If you’re having these problems, try the following suggestions.
During the Day
- Do some form of exercise each day.
- Stop exercising 2 to 3 hours before bedtime.
- Try to get some sunlight each day, especially in the morning. Open your shades or go outside.
- Taking naps in the late afternoon can make it harder for you to fall asleep at night.
- If you feel you must take a nap, take it earlier in the day and set an alarm to wake you up after 30 minutes.
- Keep a sleep diary or a record of the times you go to sleep (including naps) and wake up (including during the night). This can help you notice any patterns that are affecting your sleep.
- Ask your doctor or nurse about treatments available to improve your sleep, including behavioral therapy. This can be effective without the use of medication.
- Meet with a sleep specialist at the Memorial Sloan Kettering (MSK) Counseling Center. You can contact the center at 646-888-0200.
- The MSK Integrative Medicine Service offers relaxation therapies that may help you sleep better. You can contact the service at 646-888-0800 or go to: www.mskcc.org/cancer-care/integrative-medicine
- Light tells your brain to stay awake, so dimming it will help your body get ready to sleep. Turn off any bright lights and use low-watt light bulbs (including in the bathroom) in the evening.
- Limit your time in front of screens such as computers, TV, or cell phones. Dim the screen if possible.
- Avoid caffeine, such as coffee, black or green tea, sodas, and chocolate several hours before bedtime.
- Don’t smoke, use e-cigarettes, or other nicotine products several hours before bedtime. They can keep you awake.
- Limit your intake of alcohol. It may help you fall asleep, but it can make you wake up in the middle of the night.
- Finish eating dinner at least 3 hours before you want to go to sleep.
- Limit liquids before bedtime, especially if you often get up at night to urinate.

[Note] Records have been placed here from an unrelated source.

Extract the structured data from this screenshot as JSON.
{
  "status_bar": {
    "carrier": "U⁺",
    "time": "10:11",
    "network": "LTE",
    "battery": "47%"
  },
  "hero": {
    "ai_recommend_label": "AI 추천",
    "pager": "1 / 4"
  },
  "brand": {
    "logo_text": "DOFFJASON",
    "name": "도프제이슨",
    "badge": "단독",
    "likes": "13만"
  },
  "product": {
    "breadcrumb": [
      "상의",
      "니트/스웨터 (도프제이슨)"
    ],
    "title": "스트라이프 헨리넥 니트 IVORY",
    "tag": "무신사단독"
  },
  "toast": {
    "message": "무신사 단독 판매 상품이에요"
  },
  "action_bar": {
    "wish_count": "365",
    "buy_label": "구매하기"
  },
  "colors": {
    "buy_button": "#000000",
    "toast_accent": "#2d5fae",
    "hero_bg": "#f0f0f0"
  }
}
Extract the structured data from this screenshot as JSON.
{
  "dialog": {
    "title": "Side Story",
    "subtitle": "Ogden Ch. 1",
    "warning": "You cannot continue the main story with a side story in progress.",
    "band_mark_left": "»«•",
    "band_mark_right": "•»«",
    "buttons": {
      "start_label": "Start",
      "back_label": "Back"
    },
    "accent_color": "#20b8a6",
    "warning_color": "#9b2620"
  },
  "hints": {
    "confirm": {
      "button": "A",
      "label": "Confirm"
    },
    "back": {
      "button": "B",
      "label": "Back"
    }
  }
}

- Keep your bedroom quiet, dark, and cool. If you can’t make your bedroom dark, use a sleep mask.
- If noise is a problem, try earplugs or white noise such as a CD with ocean sounds.
- Switch to a heavier or lighter blanket as the seasons change.

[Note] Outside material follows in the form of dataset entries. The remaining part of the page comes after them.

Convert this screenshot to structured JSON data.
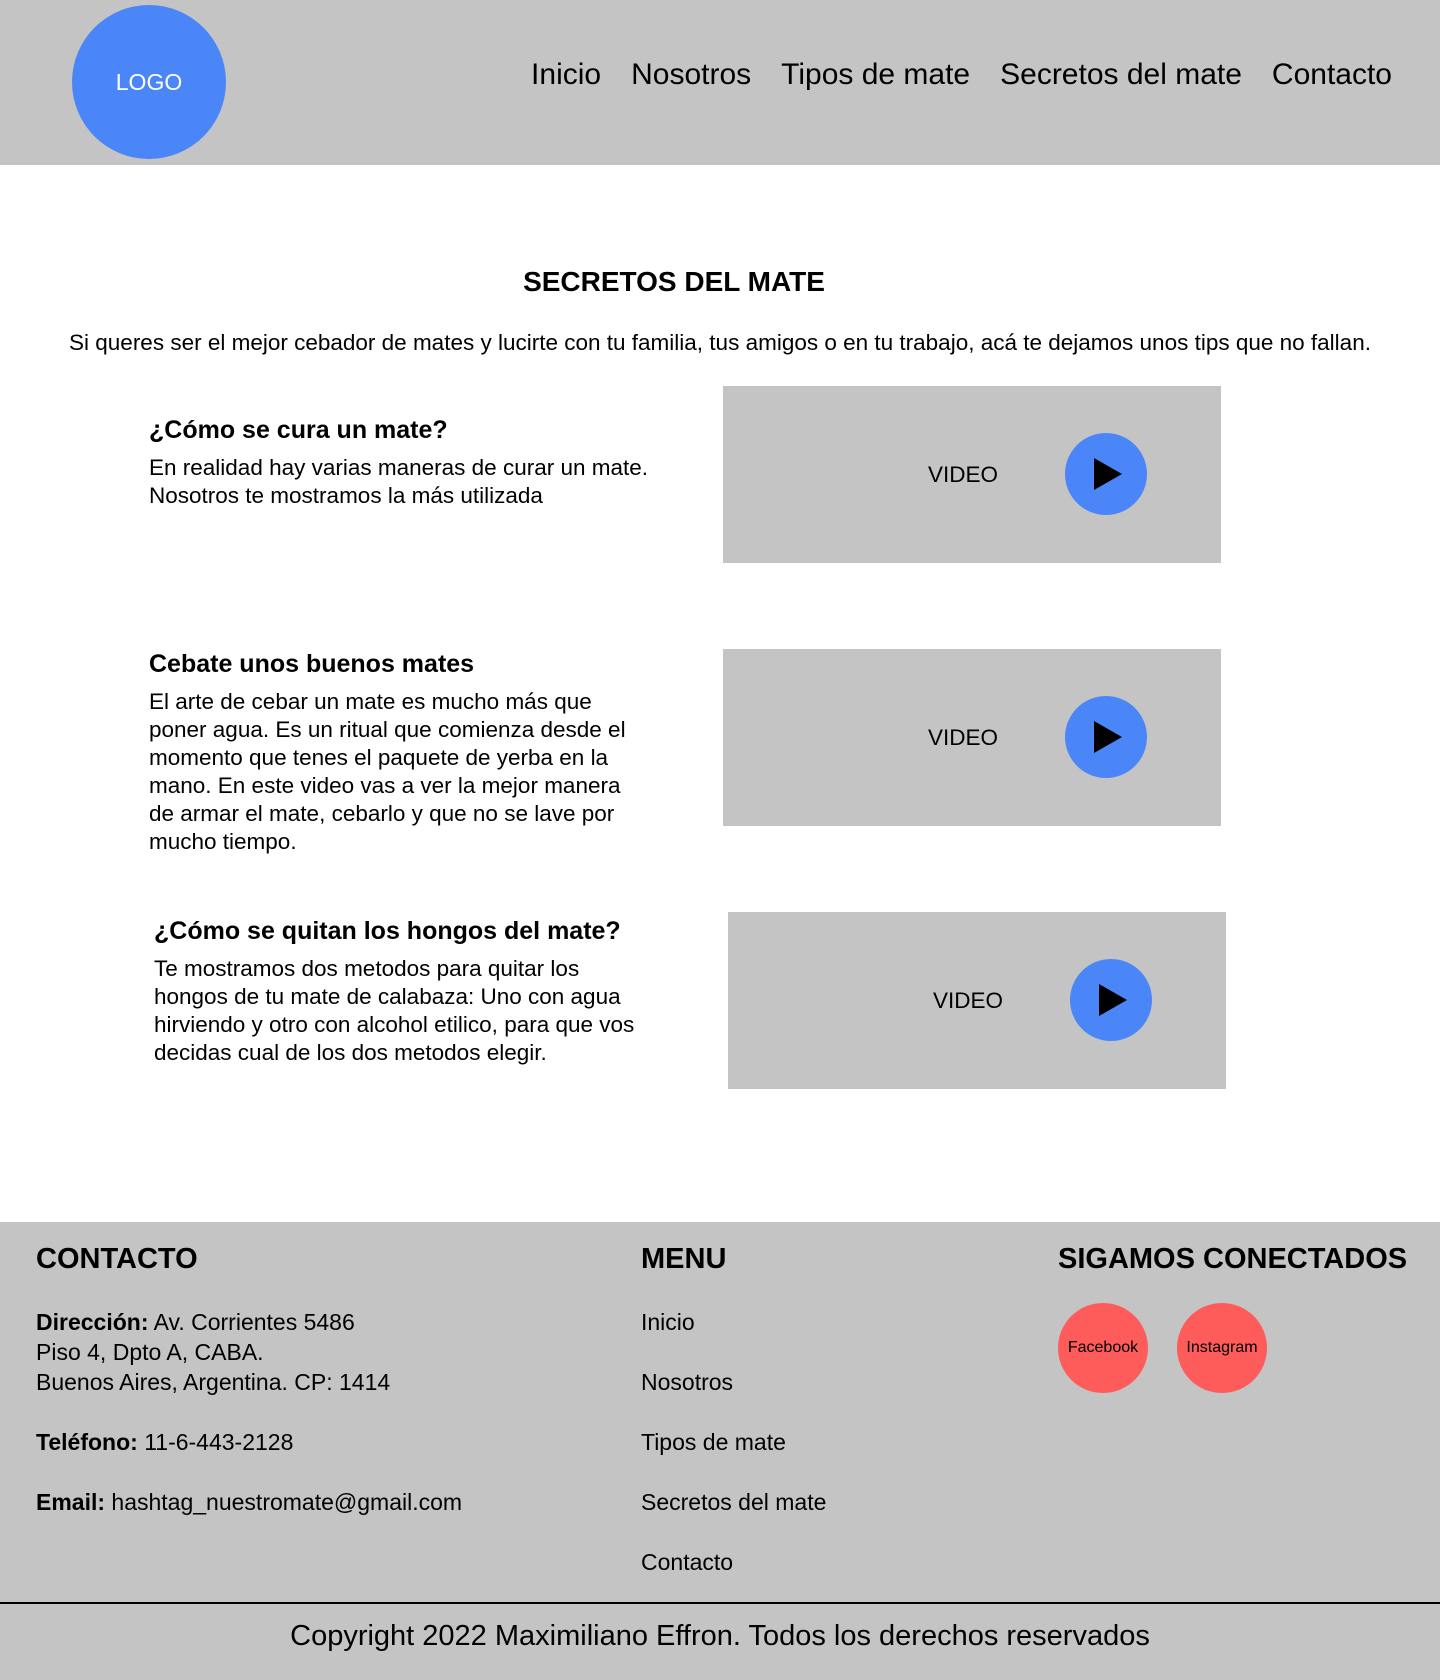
{
  "header": {
    "logo": "LOGO",
    "nav": [
      "Inicio",
      "Nosotros",
      "Tipos de mate",
      "Secretos del mate",
      "Contacto"
    ]
  },
  "main": {
    "title": "SECRETOS DEL MATE",
    "intro": "Si queres ser el mejor cebador de mates y lucirte con tu familia, tus amigos o en tu trabajo, acá te dejamos unos tips que no fallan.",
    "sections": [
      {
        "heading": "¿Cómo se cura un mate?",
        "body_lines": [
          "En realidad hay varias maneras de curar un mate.",
          "Nosotros te mostramos la más utilizada"
        ],
        "video_label": "VIDEO"
      },
      {
        "heading": "Cebate unos buenos mates",
        "body_lines": [
          "El arte de cebar un mate es mucho más que",
          "poner agua. Es un ritual que comienza desde el",
          "momento que tenes el paquete de yerba en la",
          "mano. En este video vas a ver la mejor manera",
          "de armar el mate, cebarlo y que no se lave por",
          "mucho tiempo."
        ],
        "video_label": "VIDEO"
      },
      {
        "heading": "¿Cómo se quitan los hongos del mate?",
        "body_lines": [
          "Te mostramos dos metodos para quitar los",
          "hongos de tu mate de calabaza: Uno con agua",
          "hirviendo y otro con alcohol etilico, para que vos",
          "decidas cual de los dos metodos elegir."
        ],
        "video_label": "VIDEO"
      }
    ]
  },
  "footer": {
    "contact": {
      "heading": "CONTACTO",
      "address_label": "Dirección:",
      "address_line1": "Av. Corrientes 5486",
      "address_line2": "Piso 4, Dpto A, CABA.",
      "address_line3": "Buenos Aires, Argentina. CP: 1414",
      "phone_label": "Teléfono:",
      "phone": "11-6-443-2128",
      "email_label": "Email:",
      "email": "hashtag_nuestromate@gmail.com"
    },
    "menu": {
      "heading": "MENU",
      "items": [
        "Inicio",
        "Nosotros",
        "Tipos de mate",
        "Secretos del mate",
        "Contacto"
      ]
    },
    "social": {
      "heading": "SIGAMOS CONECTADOS",
      "links": [
        "Facebook",
        "Instagram"
      ]
    },
    "copyright": "Copyright 2022 Maximiliano Effron. Todos los derechos reservados"
  },
  "colors": {
    "gray": "#c4c4c4",
    "blue": "#4a86f7",
    "red": "#fe5b5b"
  },
  "icons": [
    "play-icon"
  ]
}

- Don’t watch TV, use the computer or smartphone, or talk on the phone while lying in bed. Use your bed only for sleep and sexual activity.
- Avoid letting pets sleep in your bedroom because their movements may wake you up.

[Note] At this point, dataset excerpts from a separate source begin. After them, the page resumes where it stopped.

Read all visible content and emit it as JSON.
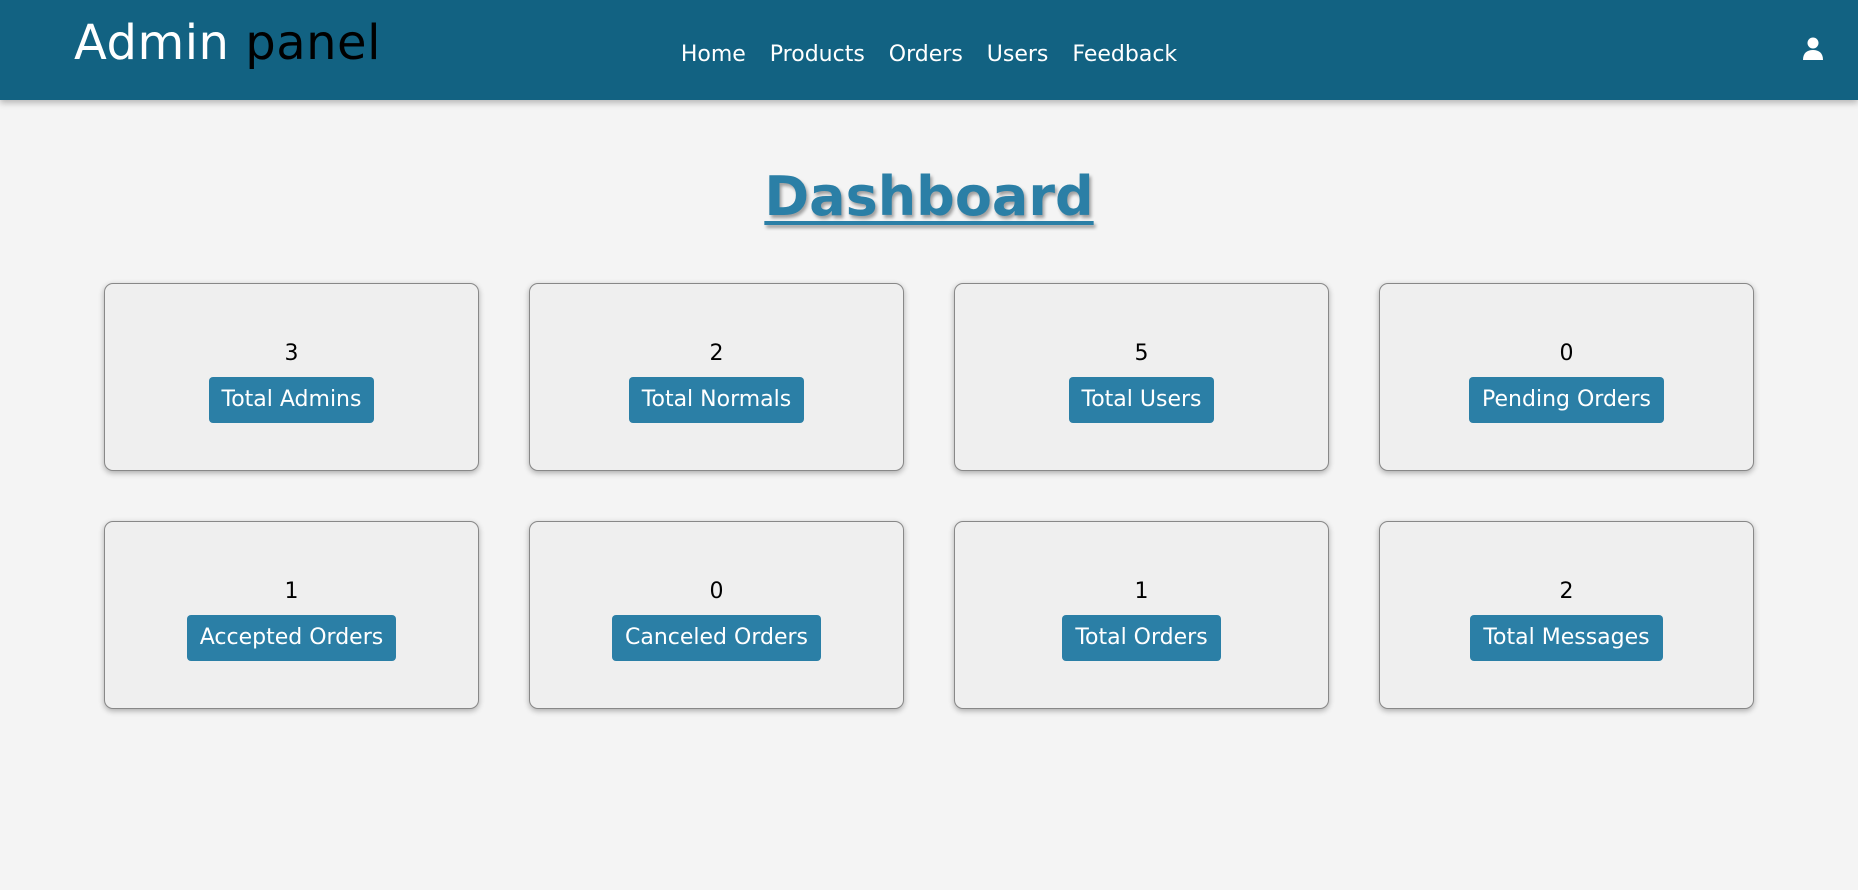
{
  "header": {
    "brand_part1": "Admin",
    "brand_part2": "panel",
    "nav": [
      {
        "label": "Home"
      },
      {
        "label": "Products"
      },
      {
        "label": "Orders"
      },
      {
        "label": "Users"
      },
      {
        "label": "Feedback"
      }
    ],
    "user_icon": "user-icon",
    "colors": {
      "header_bg": "#126282",
      "brand_secondary": "#000000"
    }
  },
  "page": {
    "title": "Dashboard",
    "accent": "#2b7fa6"
  },
  "cards": [
    {
      "value": "3",
      "label": "Total Admins"
    },
    {
      "value": "2",
      "label": "Total Normals"
    },
    {
      "value": "5",
      "label": "Total Users"
    },
    {
      "value": "0",
      "label": "Pending Orders"
    },
    {
      "value": "1",
      "label": "Accepted Orders"
    },
    {
      "value": "0",
      "label": "Canceled Orders"
    },
    {
      "value": "1",
      "label": "Total Orders"
    },
    {
      "value": "2",
      "label": "Total Messages"
    }
  ]
}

To relax before going to sleep, try any of the following:
- Deep breathing exercises. See the section “Deep Breathing Exercise” for instructions.
- Listening to music
- A warm bath
- If you can’t get your mind off your worries, make a list of things you are worried about. Then, write down what you can do to decrease that worry. For example, you may ask your doctor about a symptom or talk about your fears with a friend or family member. Tell yourself that you will do those things the next day.
- If you can’t fall asleep, get up and take a short walk. You can also try a light activity, such as reading a book or doing a crossword puzzle for 30 minutes. Then, do a relaxation activity.
- Turn your clocks so that you can’t see them. Staring at the clock can keep you awake and worried.
- Make sure the floor is clear of objects, including clothes and area rugs.
- Use nightlights in the bathroom and hall.
- Keep a glass of water, a phone, and a lamp by your bed in case you need them.
- Go to bed at the same time each evening and get up at the same time in the morning, even on the weekends.
Deep breathing is an exercise that can help you relax. It’s very simple and you can teach it to yourself. It can help you clear your mind, release tension, and sleep better. You can do it any time you feel stressed or anxious.
- Sit comfortably in a chair or lie in your bed. If you’re lying in bed, raise your head on several pillows
- Place 1 hand on your stomach, just below your ribs. If you’re right handed, use your right hand; if you’re left handed, use your left hand.
- Breathe out completely through your mouth.
- If you can, close your eyes and breathe in slowly and deeply through your nose. Feel your stomach push up on your hand. Imagine that air is filling your whole body from the bottom up.
- Pause for a couple of seconds. Then, breathe out slowly through your mouth or nose. Try to breathe out completely and imagine the air leaving your lungs, mouth, or nose.
- As you breathe out, allow your body to relax and go limp, like a rag doll.
- Repeat the exercise 5 to 10 times.